Fjord Token Staking

Summary

The FjordStaking contract contains a vulnerability where users staking at the end of an epoch receive the same rewards as users who staked at the beginning of the epoch. This creates an unfair advantage for users who can time their stakes, allowing them to maximize rewards while minimizing the time their funds are locked.

Vulnerability Details

The vulnerability originates from how the contract handles new stakes and calculates rewards:

1. New stakes are added to newStaked, not totalStaked

   https://github.com/Cyfrin/2024-08-fjord/blob/0312fa9dca29fa7ed9fc432fdcd05545b736575d/src/FjordStaking.sol#L368

2. totalStaked is only updated at epoch rollover:

   https://github.com/Cyfrin/2024-08-fjord/blob/0312fa9dca29fa7ed9fc432fdcd05545b736575d/src/FjordStaking.sol#L691

3. Rewards are calculated based on totalStaked, excluding newStaked

   https://github.com/Cyfrin/2024-08-fjord/blob/0312fa9dca29fa7ed9fc432fdcd05545b736575d/src/FjordStaking.sol#L702

This means that all stakes made within an epoch, regardless of when they were made, are treated equally for reward distribution at the end of that epoch.

Impact

1. Fairness: Users staking for shorter periods within an epoch receive disproportionately high rewards compared to those who stake for the full epoch.

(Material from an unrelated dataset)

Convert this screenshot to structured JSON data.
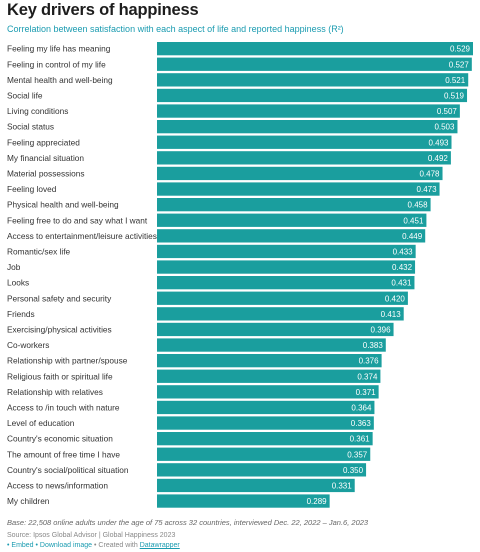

2. Potential for Exploitation: Knowledgeable users could consistently exploit this to maximize their rewards at the expense of other users.

Tools Used

Manual Review

Recommendations

Implement a pro-rata reward system: Calculate rewards based on the exact duration of staking within an epoch. This would require tracking the timestamp of each stake and adjusting the reward calculation accordingly.